In every city, town and village across Canada, across the U.S., across Europe, it’s slowly sinking in: the party is over, at least for a while. The U.S. housing market catastrophe and the subsequent global stock market meltdown may be largely behind us, but in their wake we’ve been left with an unpleasantly persistent aftermath: sluggish growth, high unemployment rates, soaring personal and government debt, teetering house prices, and a dampened investment environment.

Add it all up—and throw in the fact that we’ve already done pretty much everything we can to stimulate our ailing global economies—and it really does look like we’re entering a new age of austerity. Some economists are saying that today’s sluggish real (inflation adjusted) gross domestic product (GDP) growth rate of about 2% a year could even become the new “cruising speed” for the Canadian economy—a big comedown from the 3% annual growth we’ve typically seen in the past. And let’s not even get started on the disastrous “double dip” scenarios sketched out by the economic bears.

In this environment, many of the assumptions of the past—house prices will always rise, interest rates will always fall, there’s a better job just around the corner—can no longer be counted on. That doesn’t mean you should load up on ammo and head for the hills. It just means acting a bit more defensively when it comes to your finances, at least for a while.

So what exactly should you be doing to survive—even thrive—in this age of austerity? Read on and we’ll take you through each of the specific threats on the horizon, and how you can protect yourself against each one. We’ll look at how to prosper in the new job market, what to do if you’re buying a house, how to invest your money defensively, and how you can adjust your retirement plans to stay on track. In the end, you’ll see that despite the challenging times, with a bit of belt-tightening, you can still keep your dreams within reach.

Threat # 1: No new jobs
Gone are the days when jobs were plentiful and employers focused on attracting and retaining talent. While the total number of people employed in Canada has recovered to where it was before the recession, much of the recovery has consisted of part-time work and service sector jobs. Unemployment has remained stubbornly high at about 8%, and more Canadians are finding themselves jobless for long periods.
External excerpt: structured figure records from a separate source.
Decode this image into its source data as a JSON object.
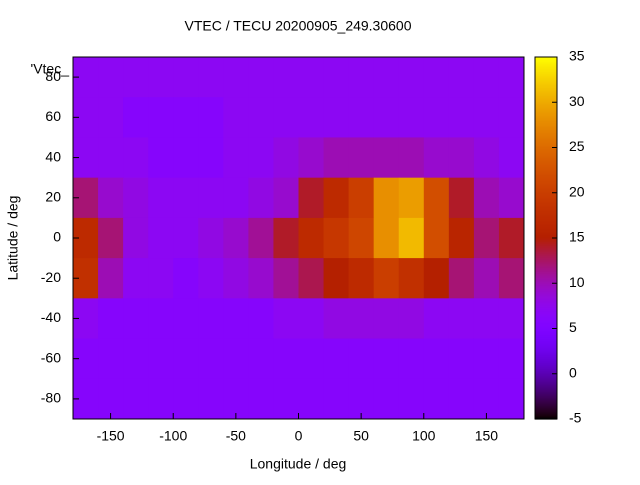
{
  "chart_data": {
    "type": "heatmap",
    "title": "VTEC / TECU 20200905_249.30600",
    "x_label": "Longitude / deg",
    "y_label": "Latitude / deg",
    "key": "'Vtec_",
    "colormap": "gnuplot",
    "x": [
      -170,
      -150,
      -130,
      -110,
      -90,
      -70,
      -50,
      -30,
      -10,
      10,
      30,
      50,
      70,
      90,
      110,
      130,
      150,
      170
    ],
    "y": [
      80,
      60,
      40,
      20,
      0,
      -20,
      -40,
      -60,
      -80
    ],
    "values": [
      [
        7,
        7,
        7,
        7,
        7,
        7,
        7,
        7,
        7,
        7,
        7,
        7,
        7,
        7,
        7,
        7,
        7,
        7
      ],
      [
        7,
        7,
        6,
        6,
        6,
        6,
        7,
        7,
        7,
        7,
        7,
        7,
        7,
        7,
        7,
        7,
        7,
        7
      ],
      [
        7,
        7,
        7,
        6,
        6,
        6,
        7,
        7,
        8,
        9,
        10,
        10,
        10,
        10,
        9,
        9,
        8,
        7
      ],
      [
        12,
        9,
        8,
        7,
        7,
        7,
        7,
        8,
        9,
        14,
        17,
        20,
        28,
        29,
        22,
        14,
        10,
        9
      ],
      [
        17,
        12,
        8,
        7,
        7,
        8,
        9,
        11,
        14,
        17,
        19,
        21,
        28,
        31,
        22,
        16,
        12,
        14
      ],
      [
        18,
        10,
        7,
        7,
        6,
        7,
        8,
        9,
        11,
        13,
        15,
        17,
        20,
        18,
        15,
        12,
        10,
        12
      ],
      [
        7,
        6,
        6,
        6,
        6,
        6,
        6,
        6,
        7,
        7,
        8,
        8,
        8,
        8,
        7,
        7,
        7,
        7
      ],
      [
        6,
        6,
        6,
        6,
        6,
        6,
        6,
        6,
        6,
        6,
        6,
        6,
        6,
        6,
        6,
        6,
        6,
        6
      ],
      [
        6,
        6,
        6,
        6,
        6,
        6,
        6,
        6,
        6,
        6,
        6,
        6,
        6,
        6,
        6,
        6,
        6,
        6
      ]
    ],
    "xlim": [
      -180,
      180
    ],
    "ylim": [
      -90,
      90
    ],
    "xticks": [
      -150,
      -100,
      -50,
      0,
      50,
      100,
      150
    ],
    "yticks": [
      -80,
      -60,
      -40,
      -20,
      0,
      20,
      40,
      60,
      80
    ],
    "cblim": [
      -5,
      35
    ],
    "cbticks": [
      -5,
      0,
      5,
      10,
      15,
      20,
      25,
      30,
      35
    ]
  }
}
The current situation is hard on many of us, but it’s worst for those trying to get into the job market for the first time. “It’s like the classic saying, you want me to have experience but you won’t hire me, so how do I get experience?” asks Brodie Metcalfe, 24, who graduated last spring from the University of Victoria with a B.A. in the humanities. He’s looking for work in the field of advocacy and community development, but he’s not having much luck. “Most of the organizations that normally would be hiring are not doing so because the government funding cuts have been pretty drastic.”